Comment 17 Itamar Heim 2012-12-02 07:47:21 UTC
(In reply to comment #16)
> (In reply to comment #15)
> > haim/dafna - per comment [1] can you please check if this reproduces if the
> > VMs don't have balloon enabled?
> > [1] https://bugzilla.redhat.com/show_bug.cgi?id=881732#c2
> 
> how do we remove the balloon configuration from the xml ? or using engine ?

it is a vm option, not exposed in UI but available via REST API

Comment 18 Michal Skrivanek 2012-12-04 08:18:17 UTC
I don't think it will actually help much. We can (liekly) get around recovery phase with no baloon device, but then we anyway start all the statistics threads polling for disk and those will get stuck as well. So do we gain anything at the end?

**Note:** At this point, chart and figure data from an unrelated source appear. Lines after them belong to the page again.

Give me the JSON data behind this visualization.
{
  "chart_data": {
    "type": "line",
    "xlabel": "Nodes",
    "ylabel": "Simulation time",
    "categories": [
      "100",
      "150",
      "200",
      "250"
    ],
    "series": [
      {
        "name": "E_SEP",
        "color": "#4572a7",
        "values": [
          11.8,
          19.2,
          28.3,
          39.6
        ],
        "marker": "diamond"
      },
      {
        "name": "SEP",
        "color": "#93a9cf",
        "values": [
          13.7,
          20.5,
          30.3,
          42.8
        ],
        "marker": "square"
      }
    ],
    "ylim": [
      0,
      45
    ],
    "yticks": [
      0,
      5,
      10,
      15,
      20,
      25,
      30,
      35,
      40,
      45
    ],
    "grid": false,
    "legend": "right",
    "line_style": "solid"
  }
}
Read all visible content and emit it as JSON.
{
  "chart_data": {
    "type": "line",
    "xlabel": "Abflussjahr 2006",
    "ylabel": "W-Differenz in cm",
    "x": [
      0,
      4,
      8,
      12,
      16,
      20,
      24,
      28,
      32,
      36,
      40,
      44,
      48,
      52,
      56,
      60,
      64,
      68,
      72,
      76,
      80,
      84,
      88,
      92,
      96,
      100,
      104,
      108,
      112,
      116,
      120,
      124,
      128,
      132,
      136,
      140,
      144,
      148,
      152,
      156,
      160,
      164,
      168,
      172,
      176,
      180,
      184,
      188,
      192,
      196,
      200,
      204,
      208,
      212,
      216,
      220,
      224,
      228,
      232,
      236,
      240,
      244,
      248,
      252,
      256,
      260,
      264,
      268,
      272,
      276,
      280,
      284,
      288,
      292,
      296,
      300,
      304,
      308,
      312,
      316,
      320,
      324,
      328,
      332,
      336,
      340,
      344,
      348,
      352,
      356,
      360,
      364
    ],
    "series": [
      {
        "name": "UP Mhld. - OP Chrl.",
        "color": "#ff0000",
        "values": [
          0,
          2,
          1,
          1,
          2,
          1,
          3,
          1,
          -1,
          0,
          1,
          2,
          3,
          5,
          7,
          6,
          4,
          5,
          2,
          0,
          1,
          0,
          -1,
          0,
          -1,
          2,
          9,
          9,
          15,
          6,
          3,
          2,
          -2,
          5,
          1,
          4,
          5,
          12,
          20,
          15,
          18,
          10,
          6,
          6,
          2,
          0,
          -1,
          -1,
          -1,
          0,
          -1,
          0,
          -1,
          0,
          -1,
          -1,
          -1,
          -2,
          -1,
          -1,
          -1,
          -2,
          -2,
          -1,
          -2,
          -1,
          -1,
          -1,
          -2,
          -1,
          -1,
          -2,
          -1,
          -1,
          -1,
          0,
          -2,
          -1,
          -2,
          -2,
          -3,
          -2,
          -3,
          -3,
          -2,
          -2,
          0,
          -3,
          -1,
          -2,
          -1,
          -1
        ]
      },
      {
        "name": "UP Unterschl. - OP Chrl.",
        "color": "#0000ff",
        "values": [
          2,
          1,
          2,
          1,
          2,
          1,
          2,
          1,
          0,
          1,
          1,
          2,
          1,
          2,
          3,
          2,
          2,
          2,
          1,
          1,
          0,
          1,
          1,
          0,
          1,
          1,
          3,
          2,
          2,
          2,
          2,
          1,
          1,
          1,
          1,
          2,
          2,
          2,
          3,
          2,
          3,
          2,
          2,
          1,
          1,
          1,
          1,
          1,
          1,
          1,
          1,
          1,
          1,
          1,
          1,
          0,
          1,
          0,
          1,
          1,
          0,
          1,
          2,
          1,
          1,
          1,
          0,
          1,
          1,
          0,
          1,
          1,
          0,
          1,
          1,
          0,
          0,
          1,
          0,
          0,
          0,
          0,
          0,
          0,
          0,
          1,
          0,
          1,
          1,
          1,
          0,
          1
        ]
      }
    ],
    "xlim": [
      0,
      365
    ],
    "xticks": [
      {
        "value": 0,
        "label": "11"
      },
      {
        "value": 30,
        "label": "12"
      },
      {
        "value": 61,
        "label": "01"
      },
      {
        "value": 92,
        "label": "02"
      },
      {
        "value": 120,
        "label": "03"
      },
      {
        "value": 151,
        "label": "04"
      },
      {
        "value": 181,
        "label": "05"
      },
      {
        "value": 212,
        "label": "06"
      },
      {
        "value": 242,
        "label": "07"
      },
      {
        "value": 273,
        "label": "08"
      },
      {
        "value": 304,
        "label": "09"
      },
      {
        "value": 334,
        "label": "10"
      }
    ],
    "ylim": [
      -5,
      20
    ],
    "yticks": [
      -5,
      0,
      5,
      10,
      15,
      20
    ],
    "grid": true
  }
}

Comment 19 Yaniv Bronhaim 2012-12-04 08:35:08 UTC
The statistics threads don't effect the recovery process. 

The output of this bug is that without getting information about the vms status, vdsm shows them as non-responsive, although they all in pause state. 
In this senerio, vdsm doesn't show vms status at all until qemu returns with the  description xml.